Neben den exogenen wachstumsbremsenden Risiken werden zunehmend auch die Auswirkungen des mittlerweile über zehn Jahre andauernden Wirtschaftsaufschwungs spürbar. Speer mit Blick auf die Büromärkte: „Die Auslastung der Kapazitäten, zu denen auch die ´Produktionsfaktoren´ Arbeit und Immobilien zählen, hat einen sehr hohen Grad erreicht. Der Arbeitsmarkt mit seiner historisch niedrigen Arbeitslosenquote nähert sich allmählich der Vollbeschäftigung. Folgerichtig wird sich das Bürobeschäftigtenwachstum, das selbst während der schweren Rezession 2009 bei 1,8 Prozent und im Aufschwung seither bei jährlich mindestens 2 Prozent lag, laut Prognose von bulwiengesa verlangsamen – wohlgemerkt verlangsamen, nicht schrumpfen! Angesichts der hohen Flächenauslastung an den Büromärkten, die sich in einer seit 2010 rückläufigen Leerstandsreserve bemerkbar macht und in den TOP 7 bei einer Quote von 3 Prozent angekommen ist, ist die in der Dynamik ausgebremste Nachfragentwicklung aus Sicht der stark angespannten Mietmärkte positiv zu werten. Das gilt auch bezüglich der aktuell zu beobachtenden Ausdehnung der Fertigstellungspipeline.“

Gibt es Parallelen zu ähnlichen Situationen in der Vergangenheit?

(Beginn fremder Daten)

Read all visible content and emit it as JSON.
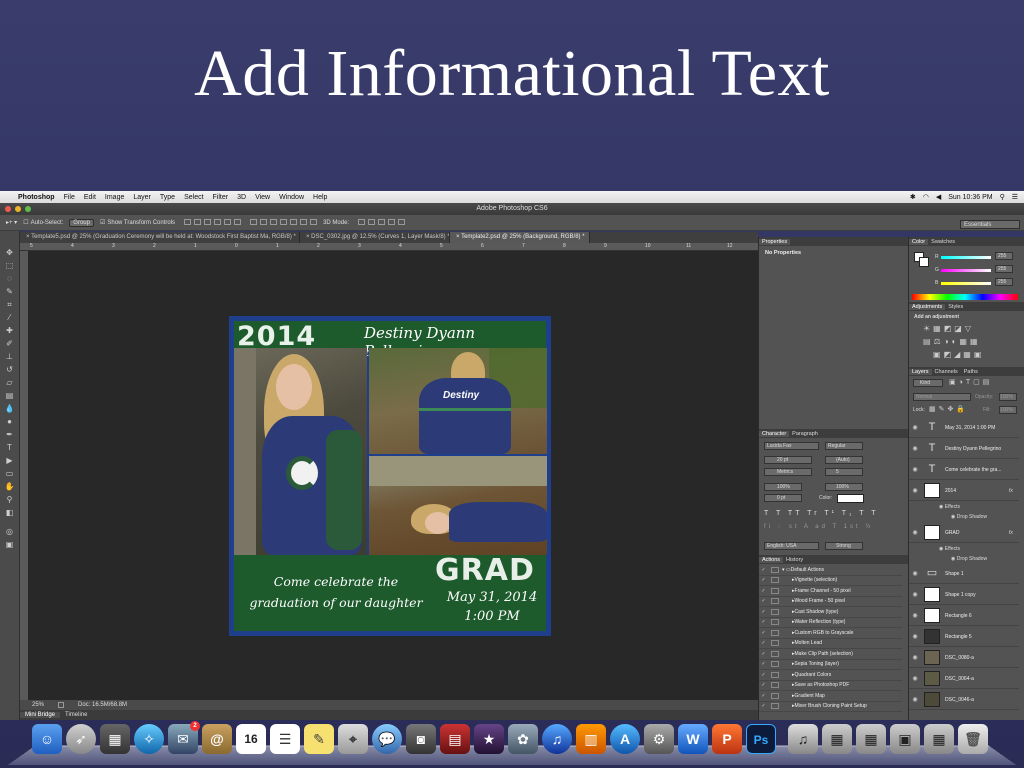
{
  "slide": {
    "title": "Add Informational Text"
  },
  "menubar": {
    "app": "Photoshop",
    "items": [
      "File",
      "Edit",
      "Image",
      "Layer",
      "Type",
      "Select",
      "Filter",
      "3D",
      "View",
      "Window",
      "Help"
    ],
    "clock": "Sun 10:36 PM"
  },
  "window": {
    "title": "Adobe Photoshop CS6"
  },
  "options": {
    "auto_select_label": "Auto-Select:",
    "auto_select_value": "Group",
    "show_transform": "Show Transform Controls",
    "mode_3d": "3D Mode:",
    "workspace": "Essentials"
  },
  "doc_tabs": [
    {
      "label": "Template5.psd @ 25% (Graduation Ceremony will be held at: Woodstock First Baptist Ma, RGB/8) *"
    },
    {
      "label": "DSC_0302.jpg @ 12.5% (Curves 1, Layer Mask/8) *"
    },
    {
      "label": "Template2.psd @ 25% (Background, RGB/8) *"
    }
  ],
  "ruler_ticks": [
    "5",
    "4",
    "3",
    "2",
    "1",
    "0",
    "1",
    "2",
    "3",
    "4",
    "5",
    "6",
    "7",
    "8",
    "9",
    "10",
    "11",
    "12"
  ],
  "status": {
    "zoom": "25%",
    "doc": "Doc: 16.5M/68.8M"
  },
  "bottom_tabs": [
    "Mini Bridge",
    "Timeline"
  ],
  "poster": {
    "year": "2014",
    "name": "Destiny Dyann Pellegrino",
    "grad": "GRAD",
    "celebrate_line1": "Come celebrate the",
    "celebrate_line2": "graduation of our daughter",
    "date": "May 31, 2014",
    "time": "1:00 PM",
    "jacket_text": "Destiny"
  },
  "properties": {
    "tab": "Properties",
    "content": "No Properties"
  },
  "character": {
    "tabs": [
      "Character",
      "Paragraph"
    ],
    "font": "Lucida Fax",
    "style": "Regular",
    "size": "20 pt",
    "leading": "(Auto)",
    "kerning": "Metrics",
    "tracking": "5",
    "vscale": "100%",
    "hscale": "100%",
    "baseline": "0 pt",
    "color_label": "Color:",
    "language": "English: USA",
    "aa": "Strong"
  },
  "actions": {
    "tabs": [
      "Actions",
      "History"
    ],
    "set": "Default Actions",
    "items": [
      "Vignette (selection)",
      "Frame Channel - 50 pixel",
      "Wood Frame - 50 pixel",
      "Cast Shadow (type)",
      "Water Reflection (type)",
      "Custom RGB to Grayscale",
      "Molten Lead",
      "Make Clip Path (selection)",
      "Sepia Toning (layer)",
      "Quadrant Colors",
      "Save as Photoshop PDF",
      "Gradient Map",
      "Mixer Brush Cloning Paint Setup"
    ]
  },
  "color": {
    "tabs": [
      "Color",
      "Swatches"
    ],
    "r": "255",
    "g": "255",
    "b": "255",
    "r_label": "R",
    "g_label": "G",
    "b_label": "B"
  },
  "adjustments": {
    "tabs": [
      "Adjustments",
      "Styles"
    ],
    "label": "Add an adjustment"
  },
  "layers": {
    "tabs": [
      "Layers",
      "Channels",
      "Paths"
    ],
    "kind": "Kind",
    "blend": "Normal",
    "opacity_label": "Opacity:",
    "opacity": "100%",
    "lock_label": "Lock:",
    "fill_label": "Fill:",
    "fill": "100%",
    "fx": "fx",
    "effects": "Effects",
    "drop_shadow": "Drop Shadow",
    "items": [
      "May 31, 2014 1:00 PM",
      "Destiny Dyann Pellegrino",
      "Come celebrate the  gra...",
      "2014",
      "GRAD",
      "Shape 1",
      "Shape 1 copy",
      "Rectangle 6",
      "Rectangle 5",
      "DSC_0080-a",
      "DSC_0064-a",
      "DSC_0046-a"
    ]
  },
  "dock": {
    "calendar_day": "16",
    "badge": "2"
  }
}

Vor dem Platzen der dotcom-Blase Anfang der 2000 beliefen sich über alle TOP 7 hinweg die jährlichen Flächenneuzugänge im Schnitt auf rund 87 Prozent des Flächenumsatzes. Während der beiden Abschwünge Mitte der 90er Jahre sowie Anfang der 2000er lag das jährliche Angebotswachstum neuer Flächen wegen der mangelnden Nachfrage deutlich über dem Flächenumsatz. Als Lehre aus der Krise gelangten ab Mitte 2000 angesichts geringerer Fertigstellungsvolumina im Mittel nur noch 32 Prozent des zeitgleich registrierten Flächenumsatzes an den Markt. Auch während der stärksten Rezession 2008/2009 lag der Anteil mit knapp 40  Prozent kaum darüber, in der seitdem anhaltenden Boomphase mit lediglich 24 Prozent wider Erwarten sogar deutlich darunter. Speer: „Wenn jetzt für 2020/21 mit knapp 50 Prozent erstmals eine Rückkehr zu einem leicht höheren Wert zu beobachten ist, ist dies angesichts eines über Jahre aufgebauten Nachholbedarfs plus dem Mehrbedarf für eine weiter wachsende Zahl Bürobeschäftigter immer noch als gering anzusehen.“

Auch hier wurde der seit der Abschwungphase Mitte der 90er Jahre über alle sieben Bürozentren kumulierte Leerstand im Verhältnis zur Flächennachfrage betrachtet: Ergebnis: Nur vor dem Platzen der dotcom-Blase war der Stand zum Ende der Boomphase ähnlich niedrig wie heute. Angesichts des damaligen Höhenflugs beim Bürobeschäftigtenwachstum waren die Nachfragerückgänge an den Büromärkten heftiger als im vorherigen bzw. nachfolgenden Zyklus, der Leerstand wuchs während der Krise auf mehr als das Dreifache des Jahresflächenumsatzes an. Bevor dieser Überhang in den Folgejahren abgebaut werden konnte, folgte schon die schwere Rezession von 2009.

Fazit und Ausblick 

„Allein die Länge des aktuellen Wirtschaftsaufschwungs und die anhaltend zu geringen Neubauten lassen den grundsoliden Zustand des derzeitigen Bürozyklus erkennen. Blasengetriebene Übertreibungen sind nicht auszumachen – weder auf der Angebots- noch auf der Nachfrageseite. Einem Anstieg des Leerstandes, den wir ab 2020 erwarten, sollten wir alle nicht nur gelassen, sondern in gewisser Weise auch positiv entgegen, da sie einer notwendigen Normalisierung der Marktbedingungen entspricht. Daher erwarten wir auch keine große Veränderung bei den Mieten, die weiterhin von den in der Grundtendenz engen Märkten stabil bis positiv tendieren“, resümiert Speer.